Student_t_cdf vectorization issue


#1

Hi, I am trying to write the stan file for robit model which is a probit model that uses student_t_cdf instead of normal cdf.

My code works fine but since it is very slow, I tried to use vectorization.

It doesn’t work for some reason.

Can I not use vectorization for student_t_cdf?

Here is my code that works fine.

data {
int<lower=0> N; // number of obs
int<lower=0> K; // number of predictors
int<lower=0,upper=1> u[N]; // outcomes
matrix[N, K] v; // predictor variables
}
parameters {
vector[K] beta; // beta coefficients
real<lower=1> df;
}
model {
vector[N] mu;
beta ~ normal(0, 10); // normal priors for betas
df ~ gamma(2, 0.1);
mu = v*beta;
for (n in 1:N) mu[n] = student_t_cdf(mu[n], df, 0, 1);
u ~ bernoulli(mu);
}

And this is the vectorization code that I tried.

data {
int<lower=0> N; // number of obs
int<lower=0> K; // number of predictors
int<lower=0,upper=1> u[N]; // outcomes
matrix[N, K] v; // predictor variables
}
parameters {
vector[K] beta; // beta coefficients
real<lower=1> df;
}
model {
vector[N] mu;
beta ~ normal(0, 10); // normal priors for betas
df ~ gamma(2, 0.1);
mu = v*beta;
mu = student_t_cdf(mu, df, 0, 1);
u ~ bernoulli(mu);
}

And this is the error message I get.

SYNTAX ERROR, MESSAGE(S) FROM PARSER:

base type mismatch in assignment; variable name = mu, type = vector; right-hand side type=real
error in ‘model276074a12540_robit’ at line 16, column 7

14:   df ~ gamma(2, 0.1);
15:   mu = v*beta; 
16:   mu = student_t_cdf(mu, df, 0, 1);
          ^
17:   u ~ bernoulli(mu);

PARSER EXPECTED:
Error in stanc(file = file, model_code = model_code, model_name = model_name, :
failed to parse Stan model ‘robit’ due to the above error.
In addition: Warning message:
In readLines(file, warn = TRUE) :
incomplete final line found on ‘C:\Users\g1310\Desktop\Stan\robit.stan’

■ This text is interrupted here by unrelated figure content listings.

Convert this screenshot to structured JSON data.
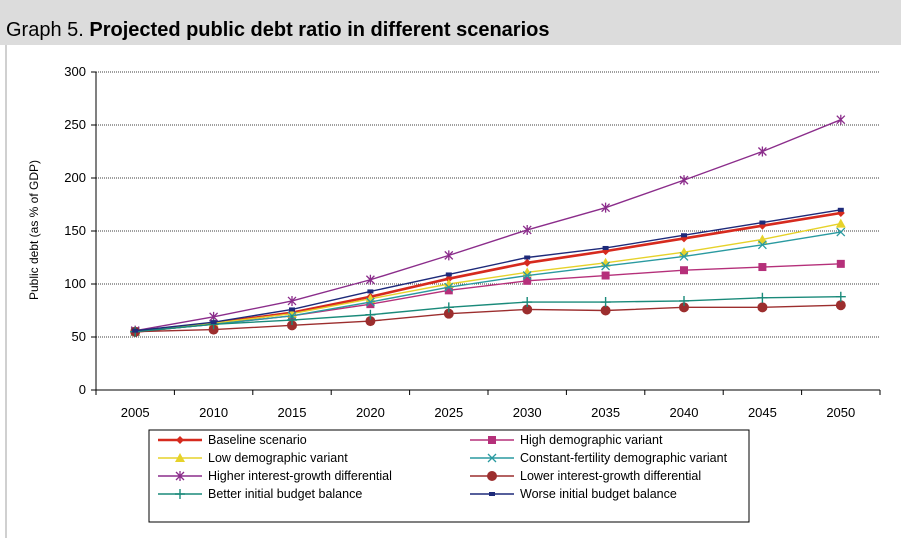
{
  "header": {
    "prefix": "Graph 5.",
    "title": "Projected public debt ratio in different scenarios"
  },
  "chart_data": {
    "type": "line",
    "ylabel": "Public debt (as % of GDP)",
    "xlabel": "",
    "ylim": [
      0,
      300
    ],
    "yticks": [
      0,
      50,
      100,
      150,
      200,
      250,
      300
    ],
    "grid": true,
    "legend_position": "bottom",
    "x": [
      "2005",
      "2010",
      "2015",
      "2020",
      "2025",
      "2030",
      "2035",
      "2040",
      "2045",
      "2050"
    ],
    "series": [
      {
        "name": "Baseline scenario",
        "color": "#d62a1e",
        "marker": "diamond",
        "values": [
          55,
          63,
          73,
          88,
          105,
          120,
          131,
          143,
          155,
          167
        ]
      },
      {
        "name": "High demographic variant",
        "color": "#b5307a",
        "marker": "square",
        "values": [
          55,
          62,
          70,
          81,
          94,
          103,
          108,
          113,
          116,
          119
        ]
      },
      {
        "name": "Low demographic variant",
        "color": "#e6d22a",
        "marker": "triangle",
        "values": [
          55,
          63,
          72,
          86,
          100,
          111,
          120,
          130,
          142,
          157
        ]
      },
      {
        "name": "Constant-fertility demographic variant",
        "color": "#2a9aa0",
        "marker": "x",
        "values": [
          55,
          62,
          70,
          83,
          97,
          108,
          117,
          126,
          137,
          149
        ]
      },
      {
        "name": "Higher interest-growth differential",
        "color": "#8b2d8b",
        "marker": "star",
        "values": [
          56,
          69,
          84,
          104,
          127,
          151,
          172,
          198,
          225,
          255
        ]
      },
      {
        "name": "Lower interest-growth differential",
        "color": "#9c2e2e",
        "marker": "circle",
        "values": [
          55,
          57,
          61,
          65,
          72,
          76,
          75,
          78,
          78,
          80
        ]
      },
      {
        "name": "Better initial budget balance",
        "color": "#1a8a7a",
        "marker": "plus",
        "values": [
          55,
          62,
          66,
          71,
          78,
          83,
          83,
          84,
          87,
          88
        ]
      },
      {
        "name": "Worse initial budget balance",
        "color": "#1e2a7a",
        "marker": "dash",
        "values": [
          56,
          64,
          76,
          93,
          109,
          125,
          134,
          146,
          158,
          170
        ]
      }
    ]
  }
}
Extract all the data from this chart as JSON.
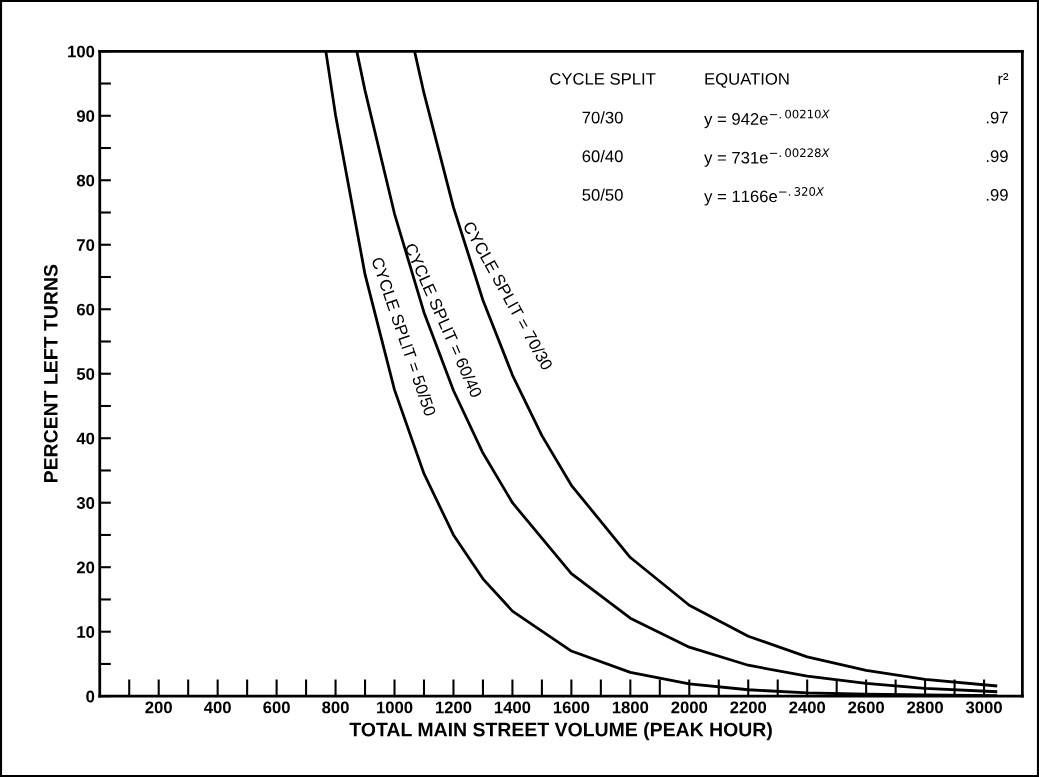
{
  "chart_data": {
    "type": "line",
    "xlabel": "TOTAL MAIN STREET VOLUME (PEAK HOUR)",
    "ylabel": "PERCENT LEFT TURNS",
    "series": [
      {
        "color": "#000000",
        "x": [
          767,
          800,
          900,
          1000,
          1100,
          1200,
          1300,
          1400,
          1600,
          1800,
          2000,
          2200,
          2400,
          2600,
          2800,
          3040
        ],
        "values": [
          100,
          90.1,
          65.4,
          47.5,
          34.5,
          25.0,
          18.2,
          13.2,
          7.0,
          3.7,
          1.9,
          1.0,
          0.5,
          0.3,
          0.2,
          0.1
        ]
      },
      {
        "color": "#000000",
        "x": [
          872,
          900,
          1000,
          1100,
          1200,
          1300,
          1400,
          1600,
          1800,
          2000,
          2200,
          2400,
          2600,
          2800,
          3040
        ],
        "values": [
          100,
          93.9,
          74.8,
          59.5,
          47.4,
          37.7,
          30.0,
          19.0,
          12.1,
          7.6,
          4.8,
          3.1,
          2.0,
          1.2,
          0.7
        ]
      },
      {
        "color": "#000000",
        "x": [
          1068,
          1100,
          1200,
          1300,
          1400,
          1500,
          1600,
          1800,
          2000,
          2200,
          2400,
          2600,
          2800,
          3040
        ],
        "values": [
          100,
          93.5,
          75.8,
          61.4,
          49.8,
          40.4,
          32.7,
          21.5,
          14.1,
          9.3,
          6.1,
          4.0,
          2.6,
          1.6
        ]
      }
    ],
    "annotations": [
      "CYCLE SPLIT",
      "EQUATION",
      "r²",
      "70/30",
      "y = 942e$^{−.00210X}$",
      ".97",
      "60/40",
      "y = 731e$^{−.00228X}$",
      ".99",
      "50/50",
      "y = 1166e$^{−.320X}$",
      ".99",
      "CYCLE SPLIT = 50/50",
      "CYCLE SPLIT = 60/40",
      "CYCLE SPLIT = 70/30"
    ],
    "xlim": [
      0,
      3130
    ],
    "ylim": [
      0,
      100
    ],
    "xticks": [
      200,
      400,
      600,
      800,
      1000,
      1200,
      1400,
      1600,
      1800,
      2000,
      2200,
      2400,
      2600,
      2800,
      3000
    ],
    "yticks": [
      0,
      {
        "value": 5,
        "label": null
      },
      10,
      {
        "value": 15,
        "label": null
      },
      20,
      {
        "value": 25,
        "label": null
      },
      30,
      {
        "value": 35,
        "label": null
      },
      40,
      {
        "value": 45,
        "label": null
      },
      50,
      {
        "value": 55,
        "label": null
      },
      60,
      {
        "value": 65,
        "label": null
      },
      70,
      {
        "value": 75,
        "label": null
      },
      80,
      {
        "value": 85,
        "label": null
      },
      90,
      {
        "value": 95,
        "label": null
      },
      100
    ],
    "grid": false,
    "marker": "none",
    "line_style": "solid"
  }
}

Or is there any other way that I can speed up my model?


#2

The student_t_cdf outputs a scalar number (the product of the CDFs when the input is a vector). Even if there were a version of the Student t CDF that input a vector and output a vector, it would entail the same loop in C++ as the one you wrote, so there would be no difference in execution speed; just less typing.

Models like this are slow because estimating the degrees of freedom is hard. Unless you really think a Cauchy is possible, you often get better results by bumping the lower limit on df up a bit.